Everybody wants a flat stomach and toned abs! But workout routine could kill all the enthusiasm and motivation, which is so necessary for obliques. We prepared for you 3 excellent exercises that will complement your abs program and will contribute to a more rapid onset of six packs. You can do them straight at home!
Start with 2 circle and repeat movement 20 times of each exercise.
Starting Position: Get into lying on the back position. Place your hands behind and underneath your back with palms facing down.

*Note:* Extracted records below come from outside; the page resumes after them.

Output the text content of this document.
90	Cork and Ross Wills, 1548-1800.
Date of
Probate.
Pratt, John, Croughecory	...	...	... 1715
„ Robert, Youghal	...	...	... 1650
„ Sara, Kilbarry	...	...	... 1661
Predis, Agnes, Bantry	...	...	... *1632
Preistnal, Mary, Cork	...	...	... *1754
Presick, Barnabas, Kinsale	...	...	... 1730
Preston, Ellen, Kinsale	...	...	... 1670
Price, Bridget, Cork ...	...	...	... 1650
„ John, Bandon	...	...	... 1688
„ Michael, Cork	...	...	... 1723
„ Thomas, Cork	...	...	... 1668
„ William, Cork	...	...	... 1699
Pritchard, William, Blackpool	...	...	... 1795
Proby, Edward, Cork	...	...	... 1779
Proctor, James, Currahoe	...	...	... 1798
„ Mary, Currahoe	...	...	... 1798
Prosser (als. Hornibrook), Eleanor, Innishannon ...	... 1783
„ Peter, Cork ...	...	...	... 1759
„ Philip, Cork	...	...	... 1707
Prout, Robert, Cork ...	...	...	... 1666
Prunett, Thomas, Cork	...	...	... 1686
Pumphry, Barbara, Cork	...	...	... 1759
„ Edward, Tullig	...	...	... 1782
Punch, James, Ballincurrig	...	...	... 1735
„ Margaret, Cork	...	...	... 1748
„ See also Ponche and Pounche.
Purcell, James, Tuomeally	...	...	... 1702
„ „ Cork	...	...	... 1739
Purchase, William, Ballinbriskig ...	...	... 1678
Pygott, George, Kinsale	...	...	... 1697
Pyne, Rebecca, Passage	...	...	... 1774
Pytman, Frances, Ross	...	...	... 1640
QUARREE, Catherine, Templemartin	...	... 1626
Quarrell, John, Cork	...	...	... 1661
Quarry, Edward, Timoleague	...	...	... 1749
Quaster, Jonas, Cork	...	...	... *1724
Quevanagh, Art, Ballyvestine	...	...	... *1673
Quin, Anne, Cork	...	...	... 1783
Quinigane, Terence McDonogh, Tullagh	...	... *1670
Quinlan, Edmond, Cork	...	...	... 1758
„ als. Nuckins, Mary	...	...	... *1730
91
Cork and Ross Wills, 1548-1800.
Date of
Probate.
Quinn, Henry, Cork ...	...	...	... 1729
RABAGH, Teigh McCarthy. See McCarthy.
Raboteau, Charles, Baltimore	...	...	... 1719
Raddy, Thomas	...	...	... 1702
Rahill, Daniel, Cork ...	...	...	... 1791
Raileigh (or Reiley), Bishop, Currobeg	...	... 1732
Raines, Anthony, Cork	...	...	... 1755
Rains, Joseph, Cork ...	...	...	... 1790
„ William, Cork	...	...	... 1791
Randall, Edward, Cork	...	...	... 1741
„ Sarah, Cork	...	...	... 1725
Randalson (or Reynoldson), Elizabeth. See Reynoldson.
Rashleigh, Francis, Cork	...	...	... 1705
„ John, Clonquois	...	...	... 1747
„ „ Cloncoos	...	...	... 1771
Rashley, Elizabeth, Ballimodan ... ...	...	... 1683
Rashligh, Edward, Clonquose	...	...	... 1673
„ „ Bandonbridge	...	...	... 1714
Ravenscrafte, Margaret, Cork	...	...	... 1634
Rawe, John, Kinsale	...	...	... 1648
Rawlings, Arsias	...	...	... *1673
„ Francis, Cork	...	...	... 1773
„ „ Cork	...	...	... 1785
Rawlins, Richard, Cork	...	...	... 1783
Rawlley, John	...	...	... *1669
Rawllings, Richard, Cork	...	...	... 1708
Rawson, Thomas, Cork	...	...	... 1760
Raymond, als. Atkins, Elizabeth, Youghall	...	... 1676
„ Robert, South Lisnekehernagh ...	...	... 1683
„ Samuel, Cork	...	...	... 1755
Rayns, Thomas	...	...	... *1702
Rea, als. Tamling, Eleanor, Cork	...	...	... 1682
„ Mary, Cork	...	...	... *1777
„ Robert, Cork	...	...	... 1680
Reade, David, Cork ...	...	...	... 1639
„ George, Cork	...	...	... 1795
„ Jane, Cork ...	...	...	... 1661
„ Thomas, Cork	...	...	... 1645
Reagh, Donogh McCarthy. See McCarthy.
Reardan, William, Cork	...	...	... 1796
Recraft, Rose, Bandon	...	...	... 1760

Technique: Raise your legs making a 45-degree angle against the floor and start crisscrossing your legs at the ankles. Make wide leg swings to the sides with one leg always on top of another. Change the upper leg with each crisscross.
Attention: Do not hold your breath!
Starting Position: Get into lying on the back position. Bend your legs at the knees and set your feet on the floor. Keep your hands alongside your trunk.
Technique: On exhale slightly lift up your trunk, reaching with one of your arms for the parallel heel. Inhale returning to the starting position. Perform the exercise alternatively for each side.
Attention: Do not move your legs. Keep them firmly attached to the floor. Do not hold your breath!
Wide toe touches
Starting Position: Get into lying on the back position. Set your straight legs against your trunk making a 90-degree angle.
Technique: Exhale raising your trunk: your arms shall reach for your toes. Inhale returning to the starting position.
Attention: Do not throw back your head. Do not hold your breath!